Speaking of Woody, it's a little like the ads right now in which coaches such as Doc Rivers and Jim Harbaugh "call time-out on hate." But "hate" isn't anything in particular. It can be appropriate or inappropriate, directed here or there. Fighting for or against a whole human emotion, like hate or confidence, just makes no sense. "We've learned that piling up material goods cannot fill the emptiness of lives which have no confidence or purpose," Carter intoned, asserting squarely and insultingly that "we" (for example, "I") have no purpose. But did he propose to give me one?

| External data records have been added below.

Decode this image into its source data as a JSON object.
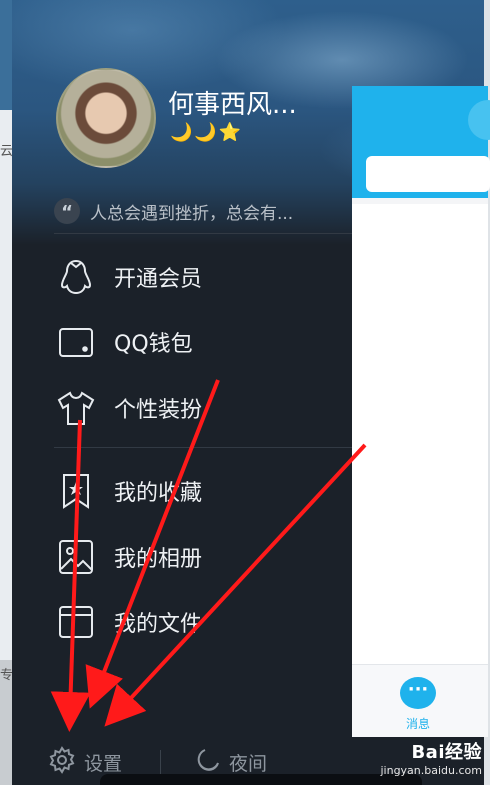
{
  "edge": {
    "left_fragment_1": "云",
    "left_fragment_2": "专"
  },
  "profile": {
    "name": "何事西风...",
    "levels": "🌙🌙⭐",
    "signature": "人总会遇到挫折，总会有..."
  },
  "menu": {
    "items": [
      {
        "label": "开通会员",
        "icon": "penguin-icon"
      },
      {
        "label": "QQ钱包",
        "icon": "wallet-icon"
      },
      {
        "label": "个性装扮",
        "icon": "tshirt-icon"
      },
      {
        "label": "我的收藏",
        "icon": "bookmark-star-icon"
      },
      {
        "label": "我的相册",
        "icon": "photo-album-icon"
      },
      {
        "label": "我的文件",
        "icon": "folder-icon"
      }
    ]
  },
  "bottom": {
    "settings_label": "设置",
    "night_label": "夜间"
  },
  "panel": {
    "tab_label": "消息"
  },
  "watermark": {
    "logo": "Bai经验",
    "url": "jingyan.baidu.com"
  },
  "colors": {
    "drawer_bg": "#1b2129",
    "accent_blue": "#1fb2ec",
    "arrow_red": "#ff1a1a"
  }
}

And, if so, was it "confidence"? There just isn't anything there.
In terms of filling us or me with confidence, maybe he could’ve hired a bunch of cheerleaders, established a national energy drink, or given us some better walk-up music. Would that have helped with what ailed America? No idea. But I don't see why we'd expect it to.
I think, for example, that the idea that "Martin marched so Barack could run" was puzzling. King was a preacher of spiritual transformation and non-violence. Barack controlled "the greatest military the world has ever known," a sprawling system of internment facilities, a world-annihilating nuclear arsenal. Unlike Martin, for example, Barack deported millions of people. Martin and Barack shouldn’t have been morally identified at all because they operated on completely different and also completely incompatible bases. One was opposed to violence, the other was its very embodiment.
I know: Lincoln. And it's true that, as banal and empty as Carter's rhetoric was, Lincoln's was soaring, beautiful, and also plain, which is remarkable. It’s possibly relevant, however, that he was inspiring us to burn Georgia from the mountains to the sea as well as to free the slaves. I'm not sure what gave Grant and Sherman their confidence, but I don't think it was rhetoric. Better weaponry and more recruits, maybe. And also I don't know what role, if any, Grant's confidence played in the Union's victory. Maybe his tactics and resources were more relevant.
Carter said we were all "longing for meaning," which irritated rather than inspired me as a 21-year-old in 1979. I was reading a lot of Kierkegaard and Camus, trying to find meaning. But Carter's banalities were the wrong stuff from the wrong guy. You can administer the federal prison system and the military, or you can tell me the meaning of my life. But I'm not going to permit you to do both. And I'm not worried that you will, because when you tried to tell me the meaning of my life, you went with "the idea of confidence."